Top chefs call for VAT cut as hospitality industry battles for survival
Tom Kerridge and Yotam Ottolenghi are among a host of top chefs calling on Rachel Reeves to slash VAT for restaurants as they warn of a looming catastrophe for the industry.
Restaurants say they have been left out in the cold after the Government has offered other hospitality and leisure businesses support to help with a mountain of rising costs.
Tom Kerridge, who is a familiar face on cooking television shows including Saturday Kitchen and Bake Off, said Labour’s approach to hospitality was ‘very, very wrong’.
Kerridge, whose site, The Hand & Flowers, was the first gastropub in the UK to be awarded two Michelin stars, said most of his businesses were ‘sat still or losing money’ as his margins have been ‘completely eroded’ by Government hikes.
He joined fellow chefs – including Ravneet Gill and Simon Rogan, plus Ottolenghi – in calling for VAT to be cut to 10 per cent to help businesses avoid closures, job losses and price cuts.
Ottolenghi, who has 11 restaurants, cafes and delis, as well as writing popular cookbooks, said the challenges facing the industry have ‘never been as hard’.
Tom Kerridge is among the top chefs to advocate for a VAT cut to help restaurants
‘Every pound that we take, a substantial amount of it just goes to the government for a different taxation,’ he said.
He said it was a ‘crippling’ environment for all hospitality venues, ranging from bakeries, cafes, pubs to restaurants.
Ottolenghi said: ‘It’s a very difficult situation. We are really struggling because we’ve had our tax burden increase. VAT is back up to 20 per cent – one of the highest in the world – and we have inflation in energy and ingredients. Every single thing we do is more expensive.’
Every single thing we do is more expensive.
Restaurant owners have criticised ministers after increases to employment costs including minimum wages and contributions to National Insurance payments over the past two years.
And they have also had to fork out for higher business rates from this April, despite a backlash resulting in the Chancellor U-turning on hikes for pubs and music venues.

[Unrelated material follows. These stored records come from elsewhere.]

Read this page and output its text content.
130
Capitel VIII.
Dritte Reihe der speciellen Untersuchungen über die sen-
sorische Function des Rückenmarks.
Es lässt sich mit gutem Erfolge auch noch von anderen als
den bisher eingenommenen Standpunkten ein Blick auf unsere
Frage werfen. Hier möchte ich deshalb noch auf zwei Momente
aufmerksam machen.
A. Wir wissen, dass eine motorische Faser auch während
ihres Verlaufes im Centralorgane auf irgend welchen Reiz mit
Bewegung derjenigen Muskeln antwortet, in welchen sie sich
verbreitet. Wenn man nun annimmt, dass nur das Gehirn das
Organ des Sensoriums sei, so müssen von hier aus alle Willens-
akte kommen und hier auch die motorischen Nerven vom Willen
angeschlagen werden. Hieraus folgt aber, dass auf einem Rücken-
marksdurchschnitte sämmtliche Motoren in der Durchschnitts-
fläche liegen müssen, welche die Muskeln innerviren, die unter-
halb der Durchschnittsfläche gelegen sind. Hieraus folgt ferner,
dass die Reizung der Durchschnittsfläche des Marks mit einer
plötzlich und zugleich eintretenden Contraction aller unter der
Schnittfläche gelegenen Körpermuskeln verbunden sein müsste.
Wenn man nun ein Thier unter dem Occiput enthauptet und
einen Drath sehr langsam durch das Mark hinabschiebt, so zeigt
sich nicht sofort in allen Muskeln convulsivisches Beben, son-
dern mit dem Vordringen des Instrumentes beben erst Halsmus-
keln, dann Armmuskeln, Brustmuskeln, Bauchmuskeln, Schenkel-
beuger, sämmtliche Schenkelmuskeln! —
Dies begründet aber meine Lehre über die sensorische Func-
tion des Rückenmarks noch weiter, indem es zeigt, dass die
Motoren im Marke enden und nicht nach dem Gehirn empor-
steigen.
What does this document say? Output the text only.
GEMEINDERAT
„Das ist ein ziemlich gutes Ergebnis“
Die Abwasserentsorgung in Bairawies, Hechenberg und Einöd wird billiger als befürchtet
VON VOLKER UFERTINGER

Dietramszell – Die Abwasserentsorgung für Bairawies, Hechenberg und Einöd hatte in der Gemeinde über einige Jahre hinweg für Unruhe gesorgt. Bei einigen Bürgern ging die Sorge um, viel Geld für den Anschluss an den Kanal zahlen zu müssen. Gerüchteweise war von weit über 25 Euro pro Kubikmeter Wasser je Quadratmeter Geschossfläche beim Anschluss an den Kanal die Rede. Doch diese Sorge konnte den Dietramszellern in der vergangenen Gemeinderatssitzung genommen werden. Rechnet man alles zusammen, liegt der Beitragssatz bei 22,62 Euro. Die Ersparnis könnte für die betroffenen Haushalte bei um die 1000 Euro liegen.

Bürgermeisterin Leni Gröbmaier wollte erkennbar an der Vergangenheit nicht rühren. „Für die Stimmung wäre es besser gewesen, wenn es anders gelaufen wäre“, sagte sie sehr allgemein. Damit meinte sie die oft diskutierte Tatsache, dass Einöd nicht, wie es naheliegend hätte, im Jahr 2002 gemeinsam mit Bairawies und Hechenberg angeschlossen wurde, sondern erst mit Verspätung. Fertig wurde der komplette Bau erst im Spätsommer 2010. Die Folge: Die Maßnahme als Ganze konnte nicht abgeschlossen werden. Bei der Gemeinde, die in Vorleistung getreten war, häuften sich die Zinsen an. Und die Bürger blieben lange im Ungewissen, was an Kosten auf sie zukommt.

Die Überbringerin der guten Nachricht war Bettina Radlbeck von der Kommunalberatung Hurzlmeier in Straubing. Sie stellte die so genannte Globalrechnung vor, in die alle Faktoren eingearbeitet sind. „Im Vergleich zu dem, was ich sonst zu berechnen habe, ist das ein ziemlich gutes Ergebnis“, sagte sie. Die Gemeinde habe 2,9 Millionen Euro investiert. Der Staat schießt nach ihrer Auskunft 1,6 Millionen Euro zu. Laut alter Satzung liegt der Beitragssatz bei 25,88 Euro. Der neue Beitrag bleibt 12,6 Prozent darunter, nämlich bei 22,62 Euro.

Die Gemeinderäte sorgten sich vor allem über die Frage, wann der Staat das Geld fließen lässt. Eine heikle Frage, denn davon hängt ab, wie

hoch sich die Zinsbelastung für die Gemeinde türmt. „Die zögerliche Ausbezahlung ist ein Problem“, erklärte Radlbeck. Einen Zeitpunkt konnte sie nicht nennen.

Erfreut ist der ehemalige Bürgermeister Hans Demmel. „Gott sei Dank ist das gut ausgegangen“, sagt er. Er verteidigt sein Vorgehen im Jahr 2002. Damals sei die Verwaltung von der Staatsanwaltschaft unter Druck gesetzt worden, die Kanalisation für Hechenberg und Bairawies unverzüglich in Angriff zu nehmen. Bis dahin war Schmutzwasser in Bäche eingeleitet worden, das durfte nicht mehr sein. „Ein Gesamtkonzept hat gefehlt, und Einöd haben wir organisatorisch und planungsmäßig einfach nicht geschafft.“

They are also facing a consumer squeeze as the war in the Middle East has heaped pressure on household grocery and energy bills – all while hot inflation spikes businesses’ own ingredient and utility costs.
The Government earlier this month said it would reduce the VAT rate to 5 per cent for children’s meals, family admissions to visitor attractions and children’s soft play between 25 June and 1 September.
But campaigners and chefs say this must be extended more widely to other businesses.
‘The one thing that blanket releases the pressure is a reduction in VAT and bringing it in line with the rest of Europe. That would allow operators to breathe, would allow people to reinvest,’ Kerridge told BBC Newsnight.
Kerridge, who was among the prominent business leaders to support Labour before the 2024 general election, said he got a sense ministers were trying to listen to the industry.
But he added: ‘This is an area where they are getting very, very wrong.’
Chef Simon Rogan, who runs the three-Michelin-starred L’Enclume in Cumbria, said it had ‘never been more difficult’ in his 24 years of running the restaurant.
He added: ‘We’re not making any money whatsoever, and we’re just keeping our heads above water.’
Pastry chef and Junior Bake Off presenter Ravneet Gill also said she had been put off recruiting teenagers due to higher employment costs.
She said: For us, the shock has been employing people and how expensive it is.
‘We’re on a high street and I have parents come in and say “Can you give my son his first job?”. These are lovely 17- or 18-year-olds, and I would really like to, but when I compare them to perhaps a 23-year-old and the pay is the same, I can’t afford to do it.’